Tuesday, October 19, 2010

Patient feels uneasy about cleft lift


Sounds like you feel uneasy at the prospect of an unmet surgeon chopping on your rear end, right?  Natural.  You hope that this solves the nuisance quickly and permanently, correct?  We do, too.  We both hope the cigar works to avoid surgery (see prior blog post), right?


Thanks!  I will try wearing the "cigar" for a few weeks and see how it goes.  If this doesn’t work and I still have the open wound I plan on coming to Oregon to see you. Our plan also.
Since I will be coming so far to see you how would the appointment situation work?  Would you be able to look at my wound and see what needs to be done one day and then do a procedure on the next day?  
If you agree with our proposal after we see the unhealed Z-plasty, probably surgery the same day. 

  I would like to stay in Oregon during this entire time so I don’t have to be flying back and forth.  Since my z-plasty surgery a couple years ago the top 2 inches or so of my butt crack is gone.  I am left with a short butt crack (only about 2 to 2.5 inches worth above my rectum) with the z scar right above it.  Would I still be a good candidate for a cleft lift since my wound is only about a half inch above my rectum and extends up for about an inch?  
Yes, the operation is designed to solve that kind of problem.

Since the wound is right in the mid line of my crack and right at my rectum it worries me that it can’t be fixed.  How many cleft lifts have you performed and what percentage of them have been successful?  

Maybe 200.  As far as we know they are all healed.  Maybe 5-10 required repeat operations.  Maybe 3-5 patients three operations as we learned how to solve and teach these problems.  We are still learning.

How long would I need to take off from my job (it is a sit down office job)? Also, when could I go back to jogging and playing sports?
Tell your boss three weeks.  You have permission to back to both when you feel like it.  He will be surprised when you show up at 10d-2 wks
 

Sorry for so many questions, just trying to prepare myself for what may be to come.  Thank you for your time and have a good day!

Monday, October 18, 2010

A "CIGAR" TO GIVE THE FINAL PUSH TO HEALING







Subject: Vent cigar A patient describes an almost healed surgical wound in the cleft--no symptoms aside from minimal moisture. He wants final healing.

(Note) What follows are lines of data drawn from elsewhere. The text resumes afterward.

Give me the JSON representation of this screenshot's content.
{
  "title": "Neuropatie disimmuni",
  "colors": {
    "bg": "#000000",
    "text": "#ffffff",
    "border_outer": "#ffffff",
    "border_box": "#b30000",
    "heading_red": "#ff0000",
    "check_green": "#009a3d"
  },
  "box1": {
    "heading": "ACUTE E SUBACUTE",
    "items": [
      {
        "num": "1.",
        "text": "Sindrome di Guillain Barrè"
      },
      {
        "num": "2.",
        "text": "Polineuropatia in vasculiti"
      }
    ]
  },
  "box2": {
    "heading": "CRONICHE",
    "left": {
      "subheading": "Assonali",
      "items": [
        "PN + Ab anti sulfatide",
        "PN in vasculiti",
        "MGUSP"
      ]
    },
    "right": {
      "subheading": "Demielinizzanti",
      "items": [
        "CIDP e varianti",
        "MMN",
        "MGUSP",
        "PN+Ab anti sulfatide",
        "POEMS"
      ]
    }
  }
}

The buttocks, like lips, seal pus in the cleft. You might improvise around this idea and see if it helps. Minimal risk carrying this open wound for years. Surgery practically guaranteed to cure it if a Cleft Lift is used.

MD, from Seattle, wrote, "Photos, both of the products, the assembly process, and the final product, both on the table and in situ, would be an enormous help. I think I understand it, but could always improve my understanding." As soon as I learn to post photos I'll add photos to this blog.

This may interest you. The message includes three pictures that may not come through. If you don't see them, tell me. I'll try again.

The aim of this device: To let air reach non-healing wounds trapped in a cleft. I used this sort of device to heal one challenging patient with Crohn's and a non-healed wound from top of cleft to vagina where the proctectomy had fallen apart 2 years before. Plus, she had, between the coccyx and the back edge of vagina, an open cavity 7 cm deep!

A cleft lift healed almost all. However, a 2 cm skin defect refused to heal at the posterior edge of the vagina.

The defect remained open for months. Then I realized the problem! She sat with her legs together all day and lay all night with her legs together . I drew a "rim trail" on the line of contact of the thighs, down the front of the thighs from pubis to knees and up the posterior side from knees to the top of the cleft. I spread thighs to examine. The defect lay in the center of the huge airless area. She kept the cigar against the raw area day and night and it healed.

Details of construction:
Screen is soft fiberglass window screen or "fly screen". Orange is plastic kitchen scrub sponge everted by patiently pulling out the center. The steel scrub sponge is included for comparison. The thread is common cotton. A monofilament might be better.

Details of use:
Insert the "cigar" in the cleft with the side of the "cigar" against the wound. Wash the wound and cigar 1-2X/day.

Concerns expressed:
Irritation of the wound or discomfort. Falling out. Sharp ends of broken fiberglass.
Experience: The patient did not experience them. I wore the above device for a night and for several hours in a day. I found it comfortable. It did not fall out with walking despite my slack form. It did fall out with large steps or stairs. Tight briefs or other inventions should solve that.

The fiberglass is so fine and soft that I found no ends even after hours of wearing.

My interest:
I want to hear of experience of others. I will share any experiences I have or hear of. The "cigar" seems a low risk preliminary step for patients to use or doctors to recommend. It can be discontinued if uncomfortable, useless or irritating. In theory the "cigar" should help all forms of persistent pilonidal disease.